Para desarrollar la aplicación práctica de estos avances «el objetivo se sitúa primero en conseguir caracterizar lo más a fondo posible toda esta biosíntesis; y después lograr desarrollar procedimientos para eliminar esas toxinas, para detoxificarlas. Para llegar a ese punto primero tenemos que saber con precisión cómo se sintetizan y dónde adquieren la toxicidad. Porque los compuestos tienen una serie de intermediarios que se transforman unos en otros de forma consecutiva, pero no todos son tóxicos, esa toxicidad se adquiere en un momento determinado. Si lo sabemos con precisión, y conocemos los genes implicados, podremos actuar con eficacia en ese punto». 


Además el microbiólogo recuerda que la tendencia actual pasa por encontrar en la propia naturaleza microorganismos que degraden el compuesto final hasta convertirlo en inocuo para las plantas. «Se buscan alternativas biológicas a los pesticidas químicos. De hecho nuestro equipo ha desarrollado estos avances porque desde hace más de 20 años nuestro campo de estudio tradicional es el Trichoderma como agente de biocontrol de plagas. Muchos Trichoderma tienen la peculiaridad de ser capaces de proteger a cultivos frente a patógenos concretos». 


Dentro de esa línea de investigación inicial se detectó la peculiaridad de que algunas cepas benignas de Trichoderma tenían esos genes y eran capaces de producir los compuestos analizados. «Para la detoxificación la línea que vamos a seguir es obtener microorganismos del ambiente que sean capaces de degradar esos compuestos. La respuesta está en la naturaleza. Si en un terreno hay Fusarium y en el mismo crecen algunos microorganismos, es posible que alguno de ellos sea capaz de detoxificar los trichotecenos producidos por Fusarium. Muchos de los compuestos que son tóxicos también tienen capacidad antibiótica, inhiben el crecimiento de otros microorganismos. Nuestra idea es aislar de los suelos esos microorganismos, identificarlos y ver qué mecanismos siguen para la detoxificación». 

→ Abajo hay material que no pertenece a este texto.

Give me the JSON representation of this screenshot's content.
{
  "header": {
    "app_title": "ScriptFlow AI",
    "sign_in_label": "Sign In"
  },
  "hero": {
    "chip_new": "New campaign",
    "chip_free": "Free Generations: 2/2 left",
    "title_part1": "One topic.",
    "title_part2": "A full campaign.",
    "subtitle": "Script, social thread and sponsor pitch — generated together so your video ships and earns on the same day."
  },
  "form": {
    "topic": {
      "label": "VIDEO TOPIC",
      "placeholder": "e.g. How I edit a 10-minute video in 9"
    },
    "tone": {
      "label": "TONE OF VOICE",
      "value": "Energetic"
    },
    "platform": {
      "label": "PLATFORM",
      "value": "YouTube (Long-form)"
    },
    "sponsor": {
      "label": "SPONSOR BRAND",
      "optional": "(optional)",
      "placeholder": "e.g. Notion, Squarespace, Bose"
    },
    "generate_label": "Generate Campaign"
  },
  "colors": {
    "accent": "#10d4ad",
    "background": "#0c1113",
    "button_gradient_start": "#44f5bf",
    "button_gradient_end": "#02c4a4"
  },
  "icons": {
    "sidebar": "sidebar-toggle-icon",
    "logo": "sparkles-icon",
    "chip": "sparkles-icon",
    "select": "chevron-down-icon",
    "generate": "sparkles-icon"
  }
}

De hecho, de cara al futuro, más que utilizar los microorganismos identificados como antagonistas para eliminar las toxinas la previsión es purificar las enzimas que utilizan para hacerlo, y seleccionarlas para adicionar a los cultivos o los productos que se obtienen de ellos». 


Los Trichoderma llevan décadas utilizándose como agente de biocontrol en todo el mundo, «bastantes de las cepas de este hongo tienen aplicación en este sentido. Es una tecnología que al final resulta muy barata y que reduce sensiblemente el uso de pesticidas». Los descubrimientos del equipo de investigadores leoneses aportan a este campo «el conocimiento de cómo es la biosíntesis, porque así podremos afrontar mejor la fase de la detoxificación. Y en ese proceso seguimos avanzando, en describir etapas que no sabíamos realmente cómo ocurrían. Sabiendo exactamente cómo funciona la biosíntesis podemos actuar de forma mucho más precisa». 


De la trascendencia del avance da fe el hecho de que el artículo en el que se describe haya sido seleccionado por la American Chemical Society como artículo destacado en la modalidad Editor’s Choice. «Hoy en día publicar ya es dificilísimo, tienes que superar unos filtros muy estrictos; y además una vez que aceptan tu artículo muchas veces te cobran por publicarlo. Más si es en abierto, que es lo que da difusión a la investigación. Por eso es importante esta distinción». 


En los últimos doce meses el equipo de investigadores ha publicado seis artículos en los que actúan como coordinadores, y colaboran con investigadores de Estados Unidos, Italia, Corea,... Además de otros en los que actúan como colaboradores


Detener el crecimiento de un patógeno. Ensayo de enfrentamiento entre Trichoderma arundinaceum (izquierda) frente al patógeno Botrytis cinerea (derecha). El primero, productor del trichoteceno harzianum A, detiene el crecimiento del patógeno, e incluso es capaz de crecer sobre la colonia del patógeno, según se aprecia en las flechas amarillas.